To get a factual comparison between brands and technologies, I would exclusively comment on B-type cycles. Well-designed sterilizers and B processes feature maximum cycle times around 45 minutes including drying. Some fast B-cycles (not flash) designed for smaller (lighter) loads are within 20-30 minutes including drying. It is recommended to test any sterilizer prior to purchase to verify claimed features. Take into account that the overall time duration also fluctuates in relation to the weight and number of processed instruments.

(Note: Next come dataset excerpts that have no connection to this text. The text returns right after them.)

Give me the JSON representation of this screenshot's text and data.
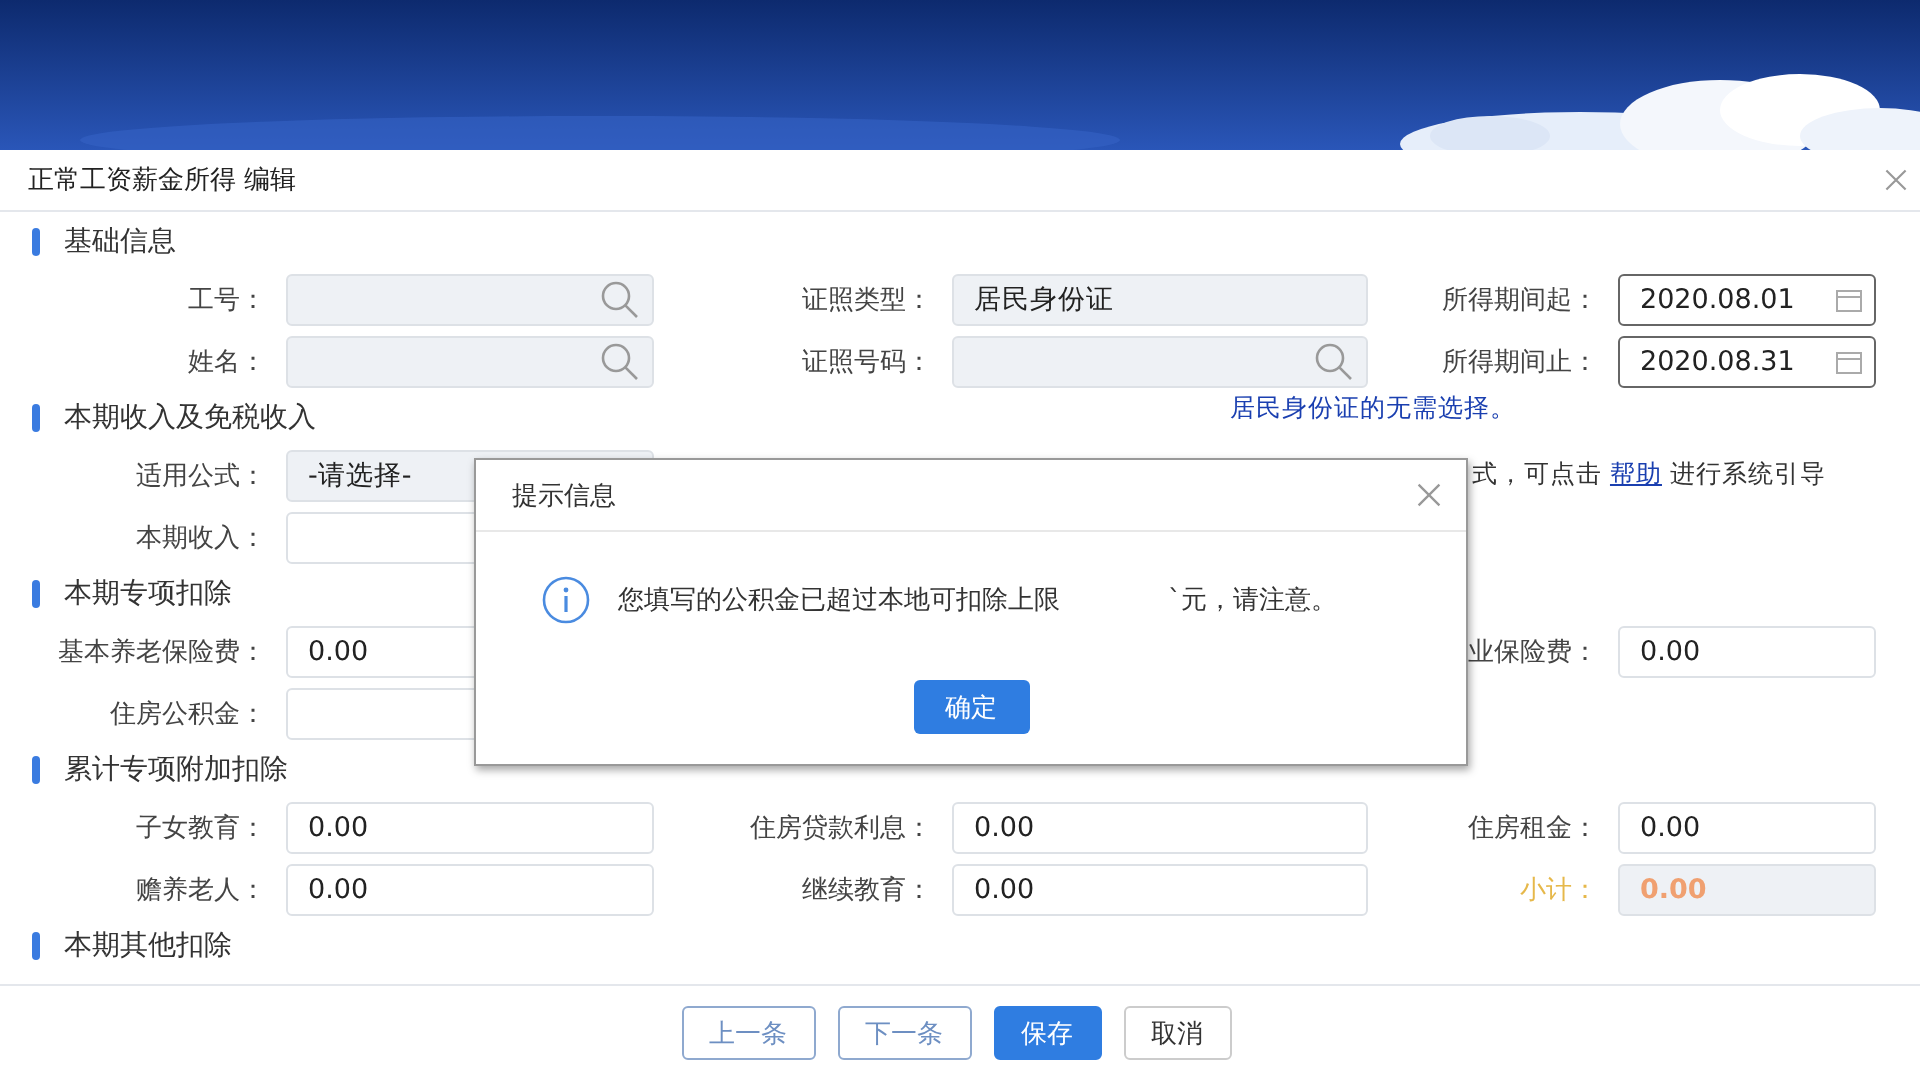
{
  "panel": {
    "title": "正常工资薪金所得 编辑"
  },
  "sections": [
    {
      "title": "基础信息",
      "rows": [
        [
          {
            "label": "工号：",
            "kind": "search"
          },
          {
            "label": "证照类型：",
            "kind": "readonly",
            "value": "居民身份证"
          },
          {
            "label": "所得期间起：",
            "kind": "date",
            "value": "2020.08.01"
          }
        ],
        [
          {
            "label": "姓名：",
            "kind": "search"
          },
          {
            "label": "证照号码：",
            "kind": "search"
          },
          {
            "label": "所得期间止：",
            "kind": "date",
            "value": "2020.08.31"
          }
        ]
      ]
    },
    {
      "title": "本期收入及免税收入",
      "note": "居民身份证的无需选择。",
      "rows": [
        [
          {
            "label": "适用公式：",
            "kind": "select",
            "value": "-请选择-"
          },
          {
            "kind": "gap"
          },
          {
            "kind": "note",
            "before": "式，可点击",
            "link": "帮助",
            "after": "进行系统引导"
          }
        ],
        [
          {
            "label": "本期收入：",
            "kind": "text"
          }
        ]
      ]
    },
    {
      "title": "本期专项扣除",
      "rows": [
        [
          {
            "label": "基本养老保险费：",
            "kind": "text",
            "value": "0.00"
          },
          {
            "kind": "gap"
          },
          {
            "label": "业保险费：",
            "kind": "text",
            "value": "0.00"
          }
        ],
        [
          {
            "label": "住房公积金：",
            "kind": "text"
          }
        ]
      ]
    },
    {
      "title": "累计专项附加扣除",
      "rows": [
        [
          {
            "label": "子女教育：",
            "kind": "text",
            "value": "0.00"
          },
          {
            "label": "住房贷款利息：",
            "kind": "text",
            "value": "0.00"
          },
          {
            "label": "住房租金：",
            "kind": "text",
            "value": "0.00"
          }
        ],
        [
          {
            "label": "赡养老人：",
            "kind": "text",
            "value": "0.00"
          },
          {
            "label": "继续教育：",
            "kind": "text",
            "value": "0.00"
          },
          {
            "label": "小计：",
            "kind": "total",
            "value": "0.00"
          }
        ]
      ]
    },
    {
      "title": "本期其他扣除"
    }
  ],
  "footer_buttons": [
    {
      "label": "上一条",
      "kind": "outline"
    },
    {
      "label": "下一条",
      "kind": "outline"
    },
    {
      "label": "保存",
      "kind": "primary"
    },
    {
      "label": "取消",
      "kind": "plain"
    }
  ],
  "dialog": {
    "title": "提示信息",
    "message": "您填写的公积金已超过本地可扣除上限",
    "message_tail": "`元，请注意。",
    "button": "确定"
  }
}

Why is drying so important?

After cycle completion and door opening, non-dried items and pouches cannot be considered sterile and released for storage and use. Many guidelines make reference to this essential point. Wet pouches are permeable which allows microorganism to penetrate and multiply. Moisture left inside transmission instruments will significantly reduce their lifespan. Obviously the drying phase is a crucial phase of any cycle.

How much should I spend?

As a conclusion, I may say that an efficient hygiene protocol including clearly defined procedures, well trained staff and up to date equipment stands for significant cost. However, decisions should not always come down to price. Priority should be given to personnel and patient safety. One single mistake could lead to dramatic consequences, much higher expenses and the practitioner being held to account if cross infection occurs.

Christian Stempf

Christian Stempf

Hygiene adviser of the W&H Group.

About the author

Christian Stempf comes from the European dental industry. He has been involved in infection prevention and sterilization for over 20 years. He is a member of both French and European hygiene committees and working groups which formulated the first European Norm on small steam sterilizers.

Christian has gathered valuable rational knowledge through his daily activities and contacts with hygiene professionals throughout the world. He shares this experience offering vendor independent lectures in all objectivity on the topic of sterilization and infection prevention to expert audiences.